I’ve always had this phenomenal ability of turning everything I touch into ashes so even though I’ve been clean a few months I still find myself falling down canyons I dug seven years ago and attempting to dodge land mines I planted when I was high. The battle at this point is against myself…thank God opiates aren’t a part of the equation anymore but that doesn’t make it any less difficult. It actually makes it harder considering the enemy is living inside my skin.
I’ve tried a lot of different methods to get that enemy out, most recently I entered into a “discipleship training program for overcoming life controlling problems” after leaving rehab in Florida. I didn’t know a whole lot about it at first except that A. it was faith based, B. it was a year long, and C. my counselor thought it was a terrible idea. She had only been right about everything leading up to that point so I figured somewhere along the line she had to eventually be wrong…I mean that only made sense, right?…so maybe this was that time.
I knew this “training program” wasn’t licensed by the state before I got there but once I became a client I actually started to piece together what that meant. We didn’t have counselors working there or any kind of staff for that matter outside of the director, an instructor, and a few interns who managed intake calls and paper work. Clients ran everything else. We were the cooks in the cafeteria, the janitors, the grounds keepers, the maintenance, the launders…everything. That included doing staffs’ laundry, cleaning staff housing, washing staffs’ vehicles, and preparing the staffs’ meals. We paid to live there and yet a huge portion of our work skill hours went into providing for their needs.
My first month there I wasn’t allowed contact with anyone outside of the program. I couldn’t make or receive any phone calls, send or receive any letters, or talk with anyone else in the program that was under 30 days. Even the girls I could actually speak to I wasn’t allowed to talk with about my past or if I was having problems.

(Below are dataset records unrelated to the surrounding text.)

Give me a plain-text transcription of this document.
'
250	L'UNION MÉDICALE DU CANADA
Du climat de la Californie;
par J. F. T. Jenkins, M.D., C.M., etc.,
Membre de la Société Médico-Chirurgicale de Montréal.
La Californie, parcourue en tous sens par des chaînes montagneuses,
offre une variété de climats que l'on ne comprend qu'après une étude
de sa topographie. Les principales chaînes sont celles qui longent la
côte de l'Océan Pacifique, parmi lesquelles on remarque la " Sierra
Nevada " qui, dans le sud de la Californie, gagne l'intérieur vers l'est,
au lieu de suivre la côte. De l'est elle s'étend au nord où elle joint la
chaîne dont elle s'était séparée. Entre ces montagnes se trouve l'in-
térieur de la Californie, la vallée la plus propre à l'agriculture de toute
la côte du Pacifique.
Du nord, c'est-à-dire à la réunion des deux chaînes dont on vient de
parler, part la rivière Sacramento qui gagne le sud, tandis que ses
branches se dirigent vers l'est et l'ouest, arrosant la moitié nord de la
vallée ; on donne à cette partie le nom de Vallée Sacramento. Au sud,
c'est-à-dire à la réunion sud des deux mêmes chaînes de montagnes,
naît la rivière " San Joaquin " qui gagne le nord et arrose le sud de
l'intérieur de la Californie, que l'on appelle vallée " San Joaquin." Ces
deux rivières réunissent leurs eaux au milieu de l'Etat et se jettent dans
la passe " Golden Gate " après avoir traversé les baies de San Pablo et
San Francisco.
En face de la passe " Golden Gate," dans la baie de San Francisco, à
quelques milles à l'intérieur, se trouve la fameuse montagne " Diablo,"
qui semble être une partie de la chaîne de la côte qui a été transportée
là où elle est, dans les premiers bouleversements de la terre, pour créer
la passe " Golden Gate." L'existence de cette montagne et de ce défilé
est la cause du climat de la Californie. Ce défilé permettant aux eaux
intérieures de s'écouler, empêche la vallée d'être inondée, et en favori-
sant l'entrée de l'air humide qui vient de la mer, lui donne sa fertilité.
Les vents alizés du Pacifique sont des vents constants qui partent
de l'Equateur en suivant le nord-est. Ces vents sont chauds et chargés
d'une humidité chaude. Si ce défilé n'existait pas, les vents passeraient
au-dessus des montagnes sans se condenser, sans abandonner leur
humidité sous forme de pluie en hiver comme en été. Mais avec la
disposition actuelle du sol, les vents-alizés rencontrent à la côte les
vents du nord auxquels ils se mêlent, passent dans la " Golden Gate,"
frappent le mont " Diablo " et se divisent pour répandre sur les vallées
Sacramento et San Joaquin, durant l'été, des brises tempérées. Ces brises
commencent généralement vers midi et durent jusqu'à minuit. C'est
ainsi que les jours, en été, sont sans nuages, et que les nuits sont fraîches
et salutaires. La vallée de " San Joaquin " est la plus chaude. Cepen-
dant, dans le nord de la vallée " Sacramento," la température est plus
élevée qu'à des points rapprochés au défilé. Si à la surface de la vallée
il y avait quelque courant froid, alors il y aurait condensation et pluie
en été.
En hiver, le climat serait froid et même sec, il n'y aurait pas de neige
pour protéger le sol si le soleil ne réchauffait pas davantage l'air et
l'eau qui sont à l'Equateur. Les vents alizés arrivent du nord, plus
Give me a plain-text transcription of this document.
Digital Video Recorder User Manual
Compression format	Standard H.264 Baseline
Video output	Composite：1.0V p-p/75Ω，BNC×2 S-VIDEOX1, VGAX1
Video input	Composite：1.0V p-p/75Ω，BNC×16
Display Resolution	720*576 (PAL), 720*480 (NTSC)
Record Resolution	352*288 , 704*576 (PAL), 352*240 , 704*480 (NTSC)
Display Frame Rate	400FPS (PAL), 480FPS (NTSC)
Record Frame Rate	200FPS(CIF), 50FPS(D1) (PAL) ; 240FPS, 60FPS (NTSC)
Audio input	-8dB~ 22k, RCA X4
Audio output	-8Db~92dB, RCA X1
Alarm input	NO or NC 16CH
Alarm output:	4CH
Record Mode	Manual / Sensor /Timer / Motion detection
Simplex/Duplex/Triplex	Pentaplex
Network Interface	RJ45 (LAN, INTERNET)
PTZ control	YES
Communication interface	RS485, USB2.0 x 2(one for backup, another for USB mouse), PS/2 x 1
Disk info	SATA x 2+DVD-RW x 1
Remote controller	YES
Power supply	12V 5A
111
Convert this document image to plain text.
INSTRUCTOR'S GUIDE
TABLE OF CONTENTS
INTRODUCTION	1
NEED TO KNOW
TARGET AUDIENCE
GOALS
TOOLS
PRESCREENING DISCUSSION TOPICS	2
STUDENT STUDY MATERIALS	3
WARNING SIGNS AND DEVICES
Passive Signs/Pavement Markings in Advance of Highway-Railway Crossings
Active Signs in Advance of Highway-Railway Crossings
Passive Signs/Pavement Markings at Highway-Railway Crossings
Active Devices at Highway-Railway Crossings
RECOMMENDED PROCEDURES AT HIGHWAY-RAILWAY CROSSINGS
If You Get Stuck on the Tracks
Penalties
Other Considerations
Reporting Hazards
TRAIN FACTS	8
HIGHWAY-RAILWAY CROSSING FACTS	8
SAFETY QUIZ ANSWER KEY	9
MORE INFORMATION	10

We were taught you went to God with all your struggles so talking with a client about it wasn’t permitted. If you did they put you on what they called a “talk fast” which basically is like being shunned in the Amish community. No one can talk to you, look at you, gesture towards you…anything…for a week. If they do they’re also put on a talk fast.
I stuck it out for 35 days then decided to leave. I didn’t learn a whole lot from the actual program itself but from the faith set up behind it I did. It’s one of those things where it’s so, so important to take what you can and leave the rest.
My dad dropped everything and drove three hours from his home to pick me up then drove another four hours to bring me to Virginia and for the first time in a very, very long time we had a conversation that didn’t involve shame, blame, guilt, pleading, disgust, remorse, or desperation. We actually talked about hope and it’s little things like that that show me how big God really is. There was a bigger picture, there was a bigger purpose, there were so many reasons I needed to be stripped of everything and treated like an indentured servant for 35 days at that program. There were so many reasons I needed to be in Florida before I went there. There were so many reasons I needed to be in the intensive outpatient program here in Manassas before I went to Florida… and now when I look back at it, even if the only reason was for me to be able to spend those four hours with my dad…I’d do it again. I would do it all again.